Isso será possível graças a um trabalho minucioso dos procuradores, aliado à tecnologia disponível na sede da PGR. A partir dos fatos narrados pelos delatores, um software cruza informações novas com dados já coletados em outros inquéritos, processos e interrogatórios. Dessa forma, Janot constrói uma narrativa para cada delito, dando sentido e consistência probatória às petições que irá submeter ao jugo do STF.

— Temos um sistema de inteligência na Secretaria de Pesquisa e Análise que nos permite tornar mais efetivo o trabalho de investigação — resume um auxiliar de Janot.

Tudo isso irá resultar no detalhamento das atividades de pelo menos 229 pessoas nos esquemas de corrupção investigados pela Lava-Jato. Conforme Zero Hora antecipou em janeiro, pelo menos quatro inquilinos do Palácio do Planalto serão citados pela PGR: José Sarney (PMDB), Luiz Inácio Lula da Silva (PT), Dilma Rousseff (PT) e Michel Temer (PMDB). Também integram a lista 82 deputados federais, 17 estaduais, 63 governadores, 29 ministros e 34 senadores, entre atuais e ex-mandatários. Do Rio Grande do Sul, aparecem dois ex-governadores, um senador e nove deputados federais.

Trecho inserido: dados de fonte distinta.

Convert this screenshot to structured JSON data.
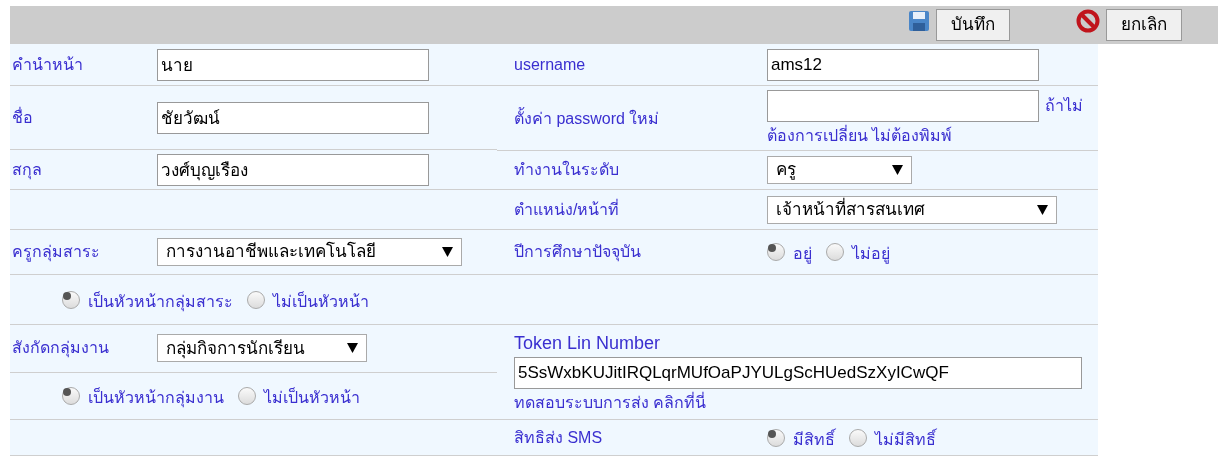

O potencial avassalador da ação de Janot provoca calafrios em Brasília. Embora a maioria dos alvos da PGR desfrute de foro privilegiado, o que permite andamento vagaroso dos processos, o que mais causa temor é a possibilidade de quebra do sigilo das delações. Com seis ministros já citados na Lava-Jato e temendo a inclusão de novos auxiliares nas investigações, Temer tenta proteger seus principais colaborares. No mês passado, anunciou que só irá afastar, temporariamente, ministros que forem denunciados formalmente por Janot e só sairão aqueles que se tornarem réus. A despeito da decisão, Temer receia que a permanência de alguns deles no governo se torne insustentável diante da reação da opinião pública.